“Voglio uccidere tutti i musulmani” ha gridato l’inglese che lunedì notte usando la stessa tecnica degli jihadisti si è scagliato contro gli islamici che uscivano dalla moschea di Finbury Park a Londra. Ieri, a Parigi, un terrorista islamico schedato dalle autorità come soggetto radicale si è gettato con la macchina carica di bombole a gas contro un furgone della polizia. Due episodi contingenti, che la dicono lunga sul fatto che c’è una guerra non di religione o di civiltà, dice il professor Farouq intervistato dal sussidiario, ma di emarginati, che si scagliano contro simboli stereotipati costruiti anche dalla cultura occidentale. “Quello che bisogna fare è smettere di guardare ai simboli razzisti e astratti, ma cominciare a guardare le persone, educare a uno sguardo che veda il singolo in quanto tale. E questo è valido per gli occidentali quanto per gli islamici”.
Professore, quanto successo fuori della moschea londinese è certamente una reazione ai recenti attentati di Londra, una vendetta solitaria. E’ inevitabile che accada questo e se sì, per quanto tempo ancora?
Episodi come questo purtroppo non sono evitabili perché gli stessi leader europei hanno ridotto l’islam a dei simboli: la moschea, il velo e altre cose, operando così una riduzione. Allora il razzista, il violento, si scaglia contro questi simboli che sono diversi da quelli occidentali e che rappresentano il pericolo, la paura.
Si può dire che quanto successo è la vittoria dell’Isis?
E’ quello che vuole l’Isis, scatenare una guerra civile in Europa, trasformare i musulmani occidentali in nemici, avere un’arma nel cuore dell’Europa.
Cosa vuol dire che l’islam è ridotto a dei simboli?
La maggior parte delle persone sostiene che Londra è il paradiso dell’integrazione, ma è una falsità. E’ vero che è stato lasciato spazio ai simboli islamici come le moschee, ma anche ai tribunali della sharia. Se lei va a vedere, scoprirà che una ragazza musulmana nata nel Regno Unito è obbligata a sposare un musulmano del Pakistan. Questa non è integrazione.
Dunque cosa è necessario?
Guardiamo a quello che è successo nel grattacielo incendiato sempre a Londra. La presenza di famiglie musulmane che grazie al Ramadan erano sveglie ha permesso di salvare molte persone, sono andati a svegliare i loro vicini per aiutarli a mettersi in salvo. Questo è un esempio di cosa succede se c’è integrazione vera, questo ci fa guardare alle persone, non ai simboli.

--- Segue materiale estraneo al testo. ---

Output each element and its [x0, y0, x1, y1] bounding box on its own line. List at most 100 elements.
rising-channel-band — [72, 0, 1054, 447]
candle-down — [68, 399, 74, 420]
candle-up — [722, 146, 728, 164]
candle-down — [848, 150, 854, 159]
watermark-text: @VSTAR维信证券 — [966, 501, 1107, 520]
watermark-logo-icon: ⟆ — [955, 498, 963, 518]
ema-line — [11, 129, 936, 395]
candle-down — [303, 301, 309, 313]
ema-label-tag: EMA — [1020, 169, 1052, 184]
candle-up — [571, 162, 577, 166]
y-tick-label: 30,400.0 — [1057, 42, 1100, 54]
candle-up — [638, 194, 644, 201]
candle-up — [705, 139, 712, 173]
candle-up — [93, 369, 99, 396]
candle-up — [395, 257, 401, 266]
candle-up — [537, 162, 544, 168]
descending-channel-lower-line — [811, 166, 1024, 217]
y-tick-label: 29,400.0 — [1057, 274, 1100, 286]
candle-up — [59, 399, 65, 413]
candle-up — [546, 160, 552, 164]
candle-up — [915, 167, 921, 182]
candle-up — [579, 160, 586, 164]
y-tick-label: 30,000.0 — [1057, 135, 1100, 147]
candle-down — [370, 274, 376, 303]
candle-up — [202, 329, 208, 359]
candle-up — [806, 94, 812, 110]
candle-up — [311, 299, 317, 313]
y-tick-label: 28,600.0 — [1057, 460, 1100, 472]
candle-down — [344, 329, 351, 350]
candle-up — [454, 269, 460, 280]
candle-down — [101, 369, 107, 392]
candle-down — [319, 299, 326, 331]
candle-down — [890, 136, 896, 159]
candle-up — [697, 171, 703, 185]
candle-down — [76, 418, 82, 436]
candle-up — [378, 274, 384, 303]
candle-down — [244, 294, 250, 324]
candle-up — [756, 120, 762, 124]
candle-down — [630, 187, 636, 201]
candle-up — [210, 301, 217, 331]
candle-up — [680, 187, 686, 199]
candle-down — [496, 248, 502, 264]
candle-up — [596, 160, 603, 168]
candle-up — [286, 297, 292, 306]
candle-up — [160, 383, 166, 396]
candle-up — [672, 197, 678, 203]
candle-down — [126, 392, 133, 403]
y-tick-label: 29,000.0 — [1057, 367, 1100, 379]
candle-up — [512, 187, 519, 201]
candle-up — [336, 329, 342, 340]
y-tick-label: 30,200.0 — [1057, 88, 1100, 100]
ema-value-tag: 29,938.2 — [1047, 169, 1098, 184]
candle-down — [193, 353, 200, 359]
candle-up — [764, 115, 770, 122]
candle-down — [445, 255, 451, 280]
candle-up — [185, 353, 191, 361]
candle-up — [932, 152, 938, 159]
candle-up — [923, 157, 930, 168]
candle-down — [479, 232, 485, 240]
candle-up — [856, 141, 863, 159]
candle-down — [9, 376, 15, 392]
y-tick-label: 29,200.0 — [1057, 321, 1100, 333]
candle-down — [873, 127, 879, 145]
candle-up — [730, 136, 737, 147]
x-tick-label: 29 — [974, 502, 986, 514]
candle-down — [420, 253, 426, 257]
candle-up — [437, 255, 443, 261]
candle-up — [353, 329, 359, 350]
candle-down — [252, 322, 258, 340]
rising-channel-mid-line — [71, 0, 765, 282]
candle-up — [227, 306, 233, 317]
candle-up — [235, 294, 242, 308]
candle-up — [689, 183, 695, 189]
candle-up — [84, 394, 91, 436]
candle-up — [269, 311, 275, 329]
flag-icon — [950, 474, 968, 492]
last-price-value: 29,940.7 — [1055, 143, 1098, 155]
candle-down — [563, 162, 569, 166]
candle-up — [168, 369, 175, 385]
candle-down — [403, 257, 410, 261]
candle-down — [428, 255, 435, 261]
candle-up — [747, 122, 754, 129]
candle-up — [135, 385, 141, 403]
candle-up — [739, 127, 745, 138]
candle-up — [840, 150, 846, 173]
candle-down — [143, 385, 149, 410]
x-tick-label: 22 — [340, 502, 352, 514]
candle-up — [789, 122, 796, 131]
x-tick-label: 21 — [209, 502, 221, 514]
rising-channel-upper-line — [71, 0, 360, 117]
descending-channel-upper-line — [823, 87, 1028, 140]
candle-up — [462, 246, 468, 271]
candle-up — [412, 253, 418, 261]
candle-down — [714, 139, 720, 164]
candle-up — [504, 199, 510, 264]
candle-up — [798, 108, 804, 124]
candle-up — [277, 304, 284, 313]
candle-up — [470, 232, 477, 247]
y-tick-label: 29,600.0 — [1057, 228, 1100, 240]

E’ un esempio di convivenza civile. Abbiamo anche visto che l’imam della moschea e altri islamici hanno salvato l’attentatore dalla folla che voleva linciarlo.
Ma anche questa è una riduzione. Per me, se lei dice che un imam è buono e un altro imam è cattivo, lei sta dicendo la stessa cosa.
In che senso, scusi?
Anche lei sta operando una riduzione, il risultato è uguale perché lei non considera la persona in quanto tale se ragiona così, ma divide tutti in buoni e cattivi. Basta creare simboli per ridurre una religione e una storia così grande come l’islam. Questo imam ha salvato l’attentatore dal linciaggio perché è un musulmano che vive in occidente, in un altro paese non sarebbe successa la stessa cosa.
Dunque?
Ogni singola persona rappresenta i valori della società in cui vive. Questo imam ha fatto quello che ha fatto perché musulmano e occidentale, le due cose in lui convivono. Chi uccide invece non guarda la persona, ma un simbolo da combattere.
Come lei ripete spesso, è vero che non c’è una guerra di civiltà, ma poche ore dopo i fatti di Londra, a Parigi un islamico ha cercato di uccidere dei poliziotti. Che guerra è questa?
E’ una guerra tra persone emarginate, che vivono ai margini della società, una società che non fa proposte e non pratica l’accoglienza. Finché l’islam rimane anche per certi islamici un simbolo, questi episodi si ripeteranno.
In conclusione, quale la strada da percorrere per uscire da tutto questo terrore?
Se guardiamo all’islam delle persone, allora non lo ridurremo a quella persona che ha fatto l’attentato. Dobbiamo tenere conto di tutti, un miliardo e seicento milioni di persone. Se invece rimane la riduzione, continueranno a nascere persone che si accaniscono contro gli stereotipi astratti. Se educhiamo ognuno a guardare le persone, a far capire loro che hanno un Padre e una Madre e per questo sono amate, se questo sarà lo sguardo che avremo, allora diventerà difficile uccidere il prossimo.